In something of a self-fulfilling prophecy, satirical animated program South Park has been banned in China over a recent episode, fittingly titled ‘Band In China’.
While the topic of internet censorship in China has been an ongoing topic for many years now, recent years have seen attention drawn to it once again thanks to – of all things – Winnie The Pooh.
Back in 2017, Chinese censorship began to receive publicity again after images of Winnie The Pooh were banned due to memes being made that compared Chinese Paramount leader and General Secretary of the Communist Party Xi Jinping to the cartoon bear.
Soon, this ban extended to films like 2018’s Christopher Robin, while references to the name ‘Winnie’ have been censored from a number of video games, causing protesters to even adopt the A. A. Milne creation as something of a mascot of their cause.
Last week, South Park set the topic of Chinese censorship in their sights (along with musical biopics, US immigration tactics, and marijuana dispensaries) in an episode titled ‘Band In China’, which has since been, well, banned in China.
In the episode, the character of Randy Marsh travels to China, only to be arrested after being found with marijuana in his luggage. During his imprisonment, he meets characters such as Winnie The Pooh, who had been arrested for his similarities to Xi Jinping, and is sent to a work camp.
Meanwhile, son Stan is approached by a producer who wishes to make a biopic of his death metal band, Crimson Dawn (whose music is provided by Dying Fetus).
However, the project runs into trouble after Chinese censors disagree with a lot of the film’s content, drawing parallels with how Bohemian Rhapsody had been banned in Malaysia over the country’s anti-homosexuality laws.
— South Park (@SouthPark) October 7, 2019
As The Hollywood Reporter notes though, the creators have drawn the ire of China, who have since banned South Park and related keywords from the internet due to the content of the episode.
As it stands, any video clip, episode, or forum that discusses the show have been made inaccessible, while social media and fan pages have also been removed, effectively resulting in a blanket ban of the program across the country.
In response to the ban, series creators Trey Parker and Matt Stone took to social media to issue a mocking ‘apology’ to Chinese officials, referencing an ongoing controversy surrounding Daryl Morey, owner of the Houston Rockets in the NBA.
“Official apology to China from Trey Parker and Matt Stone,” the message began.
“Like the NBA, we welcome the Chinese censors into our homes and into our hearts.

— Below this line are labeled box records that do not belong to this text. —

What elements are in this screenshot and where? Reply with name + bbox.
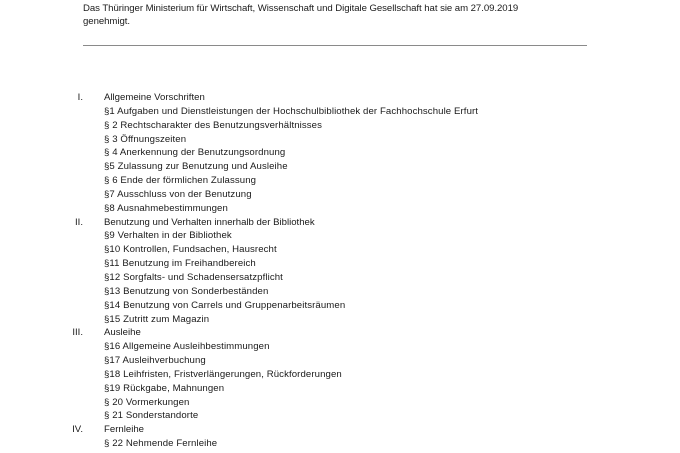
toc-entry: § 2 Rechtscharakter des Benutzungsverhältnisses [104, 119, 323, 131]
approval-note-line-1: Das Thüringer Ministerium für Wirtschaft, Wissenschaft und Digitale Gesellschaft hat sie am 27.09.2019 [83, 3, 519, 14]
toc-entry: §15 Zutritt zum Magazin [104, 313, 210, 325]
toc-entry: §7 Ausschluss von der Benutzung [104, 188, 252, 200]
toc-entry: §9 Verhalten in der Bibliothek [104, 230, 232, 242]
toc-entry: §11 Benutzung im Freihandbereich [104, 258, 256, 270]
toc-entry: § 21 Sonderstandorte [104, 410, 199, 422]
toc-entry: § 4 Anerkennung der Benutzungsordnung [104, 147, 286, 159]
section-title: Allgemeine Vorschriften [104, 92, 205, 103]
section-title: Benutzung und Verhalten innerhalb der Bibliothek [104, 216, 315, 228]
section-title: Fernleihe [104, 424, 144, 436]
toc-entry: §18 Leihfristen, Fristverlängerungen, Rückforderungen [104, 368, 342, 380]
section-numeral: I. [77, 92, 83, 103]
toc-section [0, 423, 680, 451]
toc-entry: §13 Benutzung von Sonderbeständen [104, 285, 269, 297]
toc-entry: §14 Benutzung von Carrels und Gruppenarbeitsräumen [104, 299, 346, 311]
toc-entry: §12 Sorgfalts- und Schadensersatzpflicht [104, 271, 283, 283]
toc-section [0, 326, 680, 423]
toc-section [0, 216, 680, 327]
horizontal-divider [83, 45, 587, 46]
toc-entry: §5 Zulassung zur Benutzung und Ausleihe [104, 161, 288, 173]
toc-section-heading [0, 326, 680, 340]
toc-section [0, 91, 680, 216]
section-numeral: II. [75, 216, 83, 228]
toc-section-heading [0, 423, 680, 437]
toc-entry: §16 Allgemeine Ausleihbestimmungen [104, 341, 270, 353]
toc-entry: §19 Rückgabe, Mahnungen [104, 382, 225, 394]
section-numeral: III. [72, 327, 83, 339]
approval-note-line-2: genehmigt. [83, 15, 130, 27]
toc-entry: § 22 Nehmende Fernleihe [104, 438, 218, 450]
toc-entry: §1 Aufgaben und Dienstleistungen der Hochschulbibliothek der Fachhochschule Erfurt [104, 105, 479, 117]
toc-entry: §8 Ausnahmebestimmungen [104, 202, 228, 214]
section-title: Ausleihe [104, 327, 141, 339]
toc-entry: § 6 Ende der förmlichen Zulassung [104, 175, 257, 187]
toc-entry: §10 Kontrollen, Fundsachen, Hausrecht [104, 244, 277, 256]
toc-entry: § 3 Öffnungszeiten [104, 133, 187, 145]
toc-entry: §17 Ausleihverbuchung [104, 355, 206, 367]
toc-entry: § 20 Vormerkungen [104, 396, 190, 408]
table-of-contents [0, 91, 680, 451]
toc-section-heading [0, 91, 680, 105]
approval-note [83, 3, 603, 28]
toc-section-heading [0, 216, 680, 230]
section-numeral: IV. [72, 424, 83, 436]
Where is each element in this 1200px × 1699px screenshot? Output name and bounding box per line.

We too love money more than freedom and democracy.
“Xi doesn’t look just like Winnie the Pooh at all. Tune into our 300th episode this Wednesday at 10! Long live the Great Communist Party of China! May this autumn’s sorghum harvest be bountiful! We good now China?”
While it doesn’t seem as though Chinese censors will be reversing their decision any time soon, we can’t really imagine South Park creators thought this situation would turn out any differently.